Wall Street and Washington conspired to defraud Japanese banks
By Wayne Madsen
Intelligence agencies in China and Japan are focusing on the role of a successor entity of Salomon Brothers as being behind a fraud against Japanese banks by the U.S. Treasury, the Federal Reserve, and Wall Street to bail out unscrupulous Wall Street bankers and mega-investors.
Salomon was the first to offer mortgage bonds to infuse capital into failing firms. It began its mortgage bond business in 1935 to circumvent a “capital strike” organized by Wall Street’s top investment firms to protest Securities and Exchange Commission Chairman Joseph P. Kennedy’s tough new regulations on Wall Street following the Great Depression.
In 1962, Salomon teamed up with Merrill Lynch, Blyth & Co., and Lehman Brothers to form the “Fearsome Foursome.” The foursome became aggressive as block traders of stocks and bonds and took over bond trading from traditional underwriters.
When the Republican Congress approved deregulation of mortgage trading in the 1980s, Salomon was in the cat bird’s seat as savings and loans began selling mortgages as bonds. Under John Gutfreund as CEO, Salomon became the king of the mortgage-backed securities market. However, the savings & loan scandal, a Treasury bill (T-Bill) scandal in which Salomon submitted false bids to the Treasury Department to purchase more Treasury bonds than legally permitted, and involvement in the junk bond business ultimately led the SEC to fine Salomon and bar Gutfreund from ever serving as a CEO of a brokerage firm. Salomon was acquired by Travelers Group and later by Citigroup and was briefly known as Salomon Smith Barney. Salomon is now an autonomous division of Citigroup Global Markets.

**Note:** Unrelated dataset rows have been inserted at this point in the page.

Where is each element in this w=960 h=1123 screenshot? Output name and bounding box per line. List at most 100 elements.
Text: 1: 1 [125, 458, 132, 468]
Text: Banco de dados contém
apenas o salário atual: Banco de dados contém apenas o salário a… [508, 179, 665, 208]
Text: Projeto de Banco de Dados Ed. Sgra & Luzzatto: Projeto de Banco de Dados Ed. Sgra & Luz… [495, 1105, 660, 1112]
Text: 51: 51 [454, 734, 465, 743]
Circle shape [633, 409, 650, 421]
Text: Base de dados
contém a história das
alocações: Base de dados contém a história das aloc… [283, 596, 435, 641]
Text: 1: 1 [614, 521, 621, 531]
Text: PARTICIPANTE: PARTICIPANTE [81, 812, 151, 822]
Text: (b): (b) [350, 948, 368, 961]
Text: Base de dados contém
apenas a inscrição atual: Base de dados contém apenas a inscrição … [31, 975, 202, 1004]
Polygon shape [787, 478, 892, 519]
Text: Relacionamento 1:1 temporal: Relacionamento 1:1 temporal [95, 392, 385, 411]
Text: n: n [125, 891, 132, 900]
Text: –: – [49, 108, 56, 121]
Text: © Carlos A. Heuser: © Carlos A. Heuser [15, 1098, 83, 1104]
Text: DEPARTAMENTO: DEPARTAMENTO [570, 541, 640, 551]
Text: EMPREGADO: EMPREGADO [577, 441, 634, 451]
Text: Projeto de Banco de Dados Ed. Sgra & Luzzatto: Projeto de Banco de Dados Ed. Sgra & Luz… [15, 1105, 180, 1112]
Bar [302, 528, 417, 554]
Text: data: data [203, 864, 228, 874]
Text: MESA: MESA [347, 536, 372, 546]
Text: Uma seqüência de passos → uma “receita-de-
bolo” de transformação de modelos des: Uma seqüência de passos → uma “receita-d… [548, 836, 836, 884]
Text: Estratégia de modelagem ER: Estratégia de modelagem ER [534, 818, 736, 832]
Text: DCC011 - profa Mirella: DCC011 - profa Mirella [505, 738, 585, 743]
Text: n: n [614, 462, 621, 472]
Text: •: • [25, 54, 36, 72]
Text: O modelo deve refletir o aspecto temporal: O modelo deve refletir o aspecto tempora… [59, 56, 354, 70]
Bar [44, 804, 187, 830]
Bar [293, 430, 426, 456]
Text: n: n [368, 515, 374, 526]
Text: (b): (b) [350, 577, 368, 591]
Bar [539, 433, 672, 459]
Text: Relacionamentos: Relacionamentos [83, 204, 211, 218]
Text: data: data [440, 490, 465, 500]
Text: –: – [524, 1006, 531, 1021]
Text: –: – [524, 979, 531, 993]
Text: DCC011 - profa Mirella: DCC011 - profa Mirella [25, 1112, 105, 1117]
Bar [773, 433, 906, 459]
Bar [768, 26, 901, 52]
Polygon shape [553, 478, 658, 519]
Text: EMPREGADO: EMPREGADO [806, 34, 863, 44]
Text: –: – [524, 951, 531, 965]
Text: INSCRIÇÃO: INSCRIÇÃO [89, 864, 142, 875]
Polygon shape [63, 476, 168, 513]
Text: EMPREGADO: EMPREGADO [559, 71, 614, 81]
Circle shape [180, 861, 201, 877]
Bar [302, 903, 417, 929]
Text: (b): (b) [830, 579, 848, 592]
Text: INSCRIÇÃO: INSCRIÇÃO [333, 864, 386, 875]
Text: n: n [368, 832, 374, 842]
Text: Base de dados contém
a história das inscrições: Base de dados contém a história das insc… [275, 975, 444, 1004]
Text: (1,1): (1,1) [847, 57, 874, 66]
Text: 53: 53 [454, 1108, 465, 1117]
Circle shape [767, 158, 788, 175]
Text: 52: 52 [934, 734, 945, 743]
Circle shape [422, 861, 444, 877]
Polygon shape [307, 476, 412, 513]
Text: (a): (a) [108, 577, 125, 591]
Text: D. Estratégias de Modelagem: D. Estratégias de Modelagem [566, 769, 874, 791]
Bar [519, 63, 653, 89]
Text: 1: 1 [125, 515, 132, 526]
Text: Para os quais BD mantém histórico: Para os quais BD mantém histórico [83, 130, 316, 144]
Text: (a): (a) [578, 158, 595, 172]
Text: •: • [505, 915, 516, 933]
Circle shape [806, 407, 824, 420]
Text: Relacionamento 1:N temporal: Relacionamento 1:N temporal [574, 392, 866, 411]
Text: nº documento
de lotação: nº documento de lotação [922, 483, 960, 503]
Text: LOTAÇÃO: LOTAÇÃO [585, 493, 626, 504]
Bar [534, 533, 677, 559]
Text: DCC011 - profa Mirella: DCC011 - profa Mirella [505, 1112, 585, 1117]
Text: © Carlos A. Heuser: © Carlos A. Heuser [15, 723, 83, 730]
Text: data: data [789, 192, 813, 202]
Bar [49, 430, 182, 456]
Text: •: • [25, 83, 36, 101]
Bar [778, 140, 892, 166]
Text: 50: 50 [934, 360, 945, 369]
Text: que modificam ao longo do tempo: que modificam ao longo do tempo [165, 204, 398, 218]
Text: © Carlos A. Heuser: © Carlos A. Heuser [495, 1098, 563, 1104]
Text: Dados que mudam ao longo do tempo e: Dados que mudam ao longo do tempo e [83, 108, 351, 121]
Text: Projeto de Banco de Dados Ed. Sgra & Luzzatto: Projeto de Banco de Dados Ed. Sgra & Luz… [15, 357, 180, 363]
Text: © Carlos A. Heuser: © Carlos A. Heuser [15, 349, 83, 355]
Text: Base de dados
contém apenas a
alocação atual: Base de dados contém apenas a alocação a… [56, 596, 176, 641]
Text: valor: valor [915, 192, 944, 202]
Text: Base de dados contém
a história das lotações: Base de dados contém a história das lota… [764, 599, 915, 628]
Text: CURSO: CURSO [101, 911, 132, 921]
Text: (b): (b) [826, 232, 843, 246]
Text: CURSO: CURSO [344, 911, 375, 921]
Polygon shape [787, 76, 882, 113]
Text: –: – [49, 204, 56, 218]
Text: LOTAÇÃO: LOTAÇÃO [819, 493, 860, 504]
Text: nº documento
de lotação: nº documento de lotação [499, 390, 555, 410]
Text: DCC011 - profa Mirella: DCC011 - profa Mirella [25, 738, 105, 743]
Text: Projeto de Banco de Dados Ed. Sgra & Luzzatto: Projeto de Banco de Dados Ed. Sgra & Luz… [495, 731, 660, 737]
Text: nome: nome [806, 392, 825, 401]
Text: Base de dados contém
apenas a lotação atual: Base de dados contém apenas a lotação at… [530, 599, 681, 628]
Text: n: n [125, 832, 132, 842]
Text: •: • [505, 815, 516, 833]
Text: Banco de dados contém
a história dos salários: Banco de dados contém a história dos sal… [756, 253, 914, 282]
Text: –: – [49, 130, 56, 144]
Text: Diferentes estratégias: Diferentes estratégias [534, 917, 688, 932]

Chinese and Japanese intelligence agencies that look closely at financial malfeasance are alarmed that the Salomon division of Citigroup has managed to take over all of Lehman Brothers’ viable assets, leaving the U.S. bankruptcy court holding the debt of the failed securities firm. Lehman Brothers filed for Chapter 11 bankruptcy on September 15, 2008. Lehman had borrowed billions from two Japanese banks -- Nomura and Sumitomo Mitsui -- to stay afloat. Our Asian intelligence sources report that the Salomon division of Citigroup engaged in a massive fraud scheme with the connivance of the Treasury Department of Henry Paulson and the Federal Reserve Bank of Ben Shalom Bernanke.
The Japanese government of Prime Minister Taro Aso realizes the impact of the fraud committed against its banks by Salomon/Citigroup and has backpedaled on an earlier promise to hold snap early elections. The opposition Democratic Party, which controls the upper house of the Japanese parliament, smells blood in the water and wants to see early elections.
WMR has also learned that a number of CIA officers are in Beijing to try to prevent a united Asian front against Washington’s and Wall Street’s attempts to call the shots on the global financial crisis. The CIA’s top priority is to ensure that nothing interferes with China’s continued backing of the U.S. dollar.